Two years after Canadian pharmaceutical tycoon Barry Sherman and his wife were found dead at their luxury home in "targeted" killings, Toronto's chief homicide detective on Monday made a fresh appeal for public help to solve the mystery murders.

Inspector Hank Idsinga told reporters that a private investigation, begun by the Sherman family, had ended, but police are continuing their own probe.

Sherman, 75, was chairman of global generic drug supplier Apotex.

His body, along with that of Honey Sherman, 70, was found at their house in a tony Toronto neighborhood on December 15, 2017.

"The family and police urge anyone who has reliable information regarding the murders, no matter how small or unimportant that information may seem, to please contact the police through their usual channels," Idsinga said.

Police had initially suspected a murder-suicide. The clothed bodies were discovered hanging, partly sitting, by a pool in the basement of the home.

An autopsy concluded they died from strangulation.

Investigators later ruled both deaths "targeted" homicides -- after the private investigation concluded the couple were murdered.
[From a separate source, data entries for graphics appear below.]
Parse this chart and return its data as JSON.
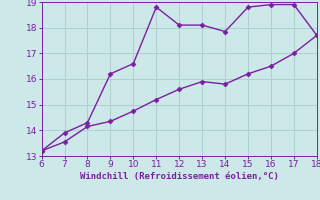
{
  "x": [
    6,
    7,
    8,
    9,
    10,
    11,
    12,
    13,
    14,
    15,
    16,
    17,
    18
  ],
  "y_line1": [
    13.2,
    13.9,
    14.3,
    16.2,
    16.6,
    18.8,
    18.1,
    18.1,
    17.85,
    18.8,
    18.9,
    18.9,
    17.7
  ],
  "y_line2": [
    13.2,
    13.55,
    14.15,
    14.35,
    14.75,
    15.2,
    15.6,
    15.9,
    15.8,
    16.2,
    16.5,
    17.0,
    17.7
  ],
  "line_color": "#7b1fa2",
  "bg_color": "#cce8e8",
  "grid_color": "#b0d0d0",
  "xlabel": "Windchill (Refroidissement éolien,°C)",
  "xlim": [
    6,
    18
  ],
  "ylim": [
    13,
    19
  ],
  "xticks": [
    6,
    7,
    8,
    9,
    10,
    11,
    12,
    13,
    14,
    15,
    16,
    17,
    18
  ],
  "yticks": [
    13,
    14,
    15,
    16,
    17,
    18,
    19
  ],
  "marker": "D",
  "markersize": 2.5,
  "linewidth": 1.0,
  "xlabel_fontsize": 6.5,
  "tick_fontsize": 6.5,
  "tick_color": "#7b1fa2",
  "xlabel_color": "#7b1fa2"
}
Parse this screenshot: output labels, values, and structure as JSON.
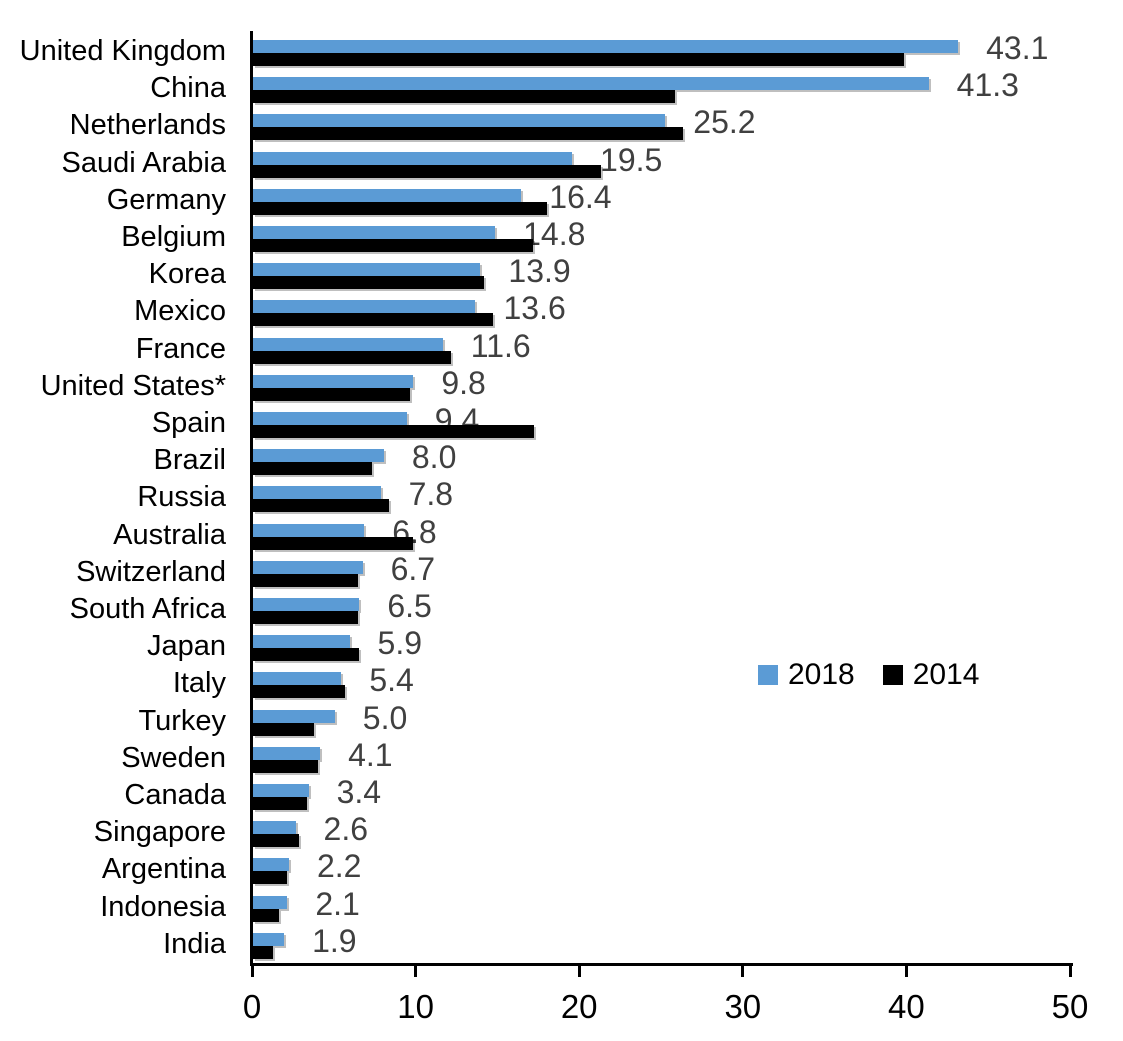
{
  "chart_data": {
    "type": "bar",
    "orientation": "horizontal",
    "title": "",
    "categories": [
      "United Kingdom",
      "China",
      "Netherlands",
      "Saudi Arabia",
      "Germany",
      "Belgium",
      "Korea",
      "Mexico",
      "France",
      "United States*",
      "Spain",
      "Brazil",
      "Russia",
      "Australia",
      "Switzerland",
      "South Africa",
      "Japan",
      "Italy",
      "Turkey",
      "Sweden",
      "Canada",
      "Singapore",
      "Argentina",
      "Indonesia",
      "India"
    ],
    "series": [
      {
        "name": "2018",
        "color": "#5B9BD5",
        "values": [
          43.1,
          41.3,
          25.2,
          19.5,
          16.4,
          14.8,
          13.9,
          13.6,
          11.6,
          9.8,
          9.4,
          8.0,
          7.8,
          6.8,
          6.7,
          6.5,
          5.9,
          5.4,
          5.0,
          4.1,
          3.4,
          2.6,
          2.2,
          2.1,
          1.9
        ]
      },
      {
        "name": "2014",
        "color": "#000000",
        "values": [
          39.8,
          25.8,
          26.3,
          21.3,
          18.0,
          17.1,
          14.1,
          14.7,
          12.1,
          9.6,
          17.2,
          7.3,
          8.3,
          9.8,
          6.4,
          6.4,
          6.5,
          5.6,
          3.7,
          4.0,
          3.3,
          2.8,
          2.1,
          1.6,
          1.2
        ]
      }
    ],
    "data_labels": [
      "43.1",
      "41.3",
      "25.2",
      "19.5",
      "16.4",
      "14.8",
      "13.9",
      "13.6",
      "11.6",
      "9.8",
      "9.4",
      "8.0",
      "7.8",
      "6.8",
      "6.7",
      "6.5",
      "5.9",
      "5.4",
      "5.0",
      "4.1",
      "3.4",
      "2.6",
      "2.2",
      "2.1",
      "1.9"
    ],
    "data_label_series": "2018",
    "data_label_color": "#404040",
    "xlabel": "",
    "ylabel": "",
    "xlim": [
      0,
      50
    ],
    "x_ticks": [
      "0",
      "10",
      "20",
      "30",
      "40",
      "50"
    ],
    "grid": "off",
    "legend": {
      "position": "middle-right",
      "items": [
        {
          "label": "2018",
          "color": "#5B9BD5"
        },
        {
          "label": "2014",
          "color": "#000000"
        }
      ]
    },
    "axis_color": "#000000",
    "background": "#FFFFFF"
  }
}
The Shermans' children had strongly refuted the early police suspicion and hired one of Canada's most celebrated criminal defense lawyers, Brian Greenspan, who recruited the private investigators to help.

A forensic pathologist also performed a separate autopsy.

The pathologist and private investigators, who included former homicide squad members, found markings on the victims' wrists indicating that their hands had been tied with cords or plastic zip ties.

Barry Sherman and his wife Honey were murdered in 2017, the year he was pictured in this promotional video from his pharmaceutical firm Apotex
Barry Sherman and his wife Honey were murdered in 2017, the year he was pictured in this promotional video from his pharmaceutical firm Apotex APOTEX /

When the bodies were discovered, however, the wrists were untied, without rope or cords nearby.

Greenspan said the couple's bodies were "staged."

On Monday, Idsinga acknowledged the cooperation of the Sherman family, who were not present at the press conference.

But in a statement issued with the police, they said private investigators received more than 340 tips that they forwarded to police, who separately received 205 other tips and interviewed in excess of 240 witnesses.

Idsinga gave no further details on where the investigation is headed.

Surveillance video showed no sign of forced entry at the home, which was up for sale at a price of Can$7 million (US$5.3 million).

A real estate agent found the bodies of the couple, whose fortune has been estimated at $3.6 billion.

In October 2018 the Sherman family announced a $7.6 million reward for any leads.

Sherman founded Apotex in 1974, and over the following decades became known as a litigious businessman who shunned the limelight while revolutionizing the drug industry in Canada.

Today, the company employs more than 11,000 people and sells 300 generic drugs in 120 countries.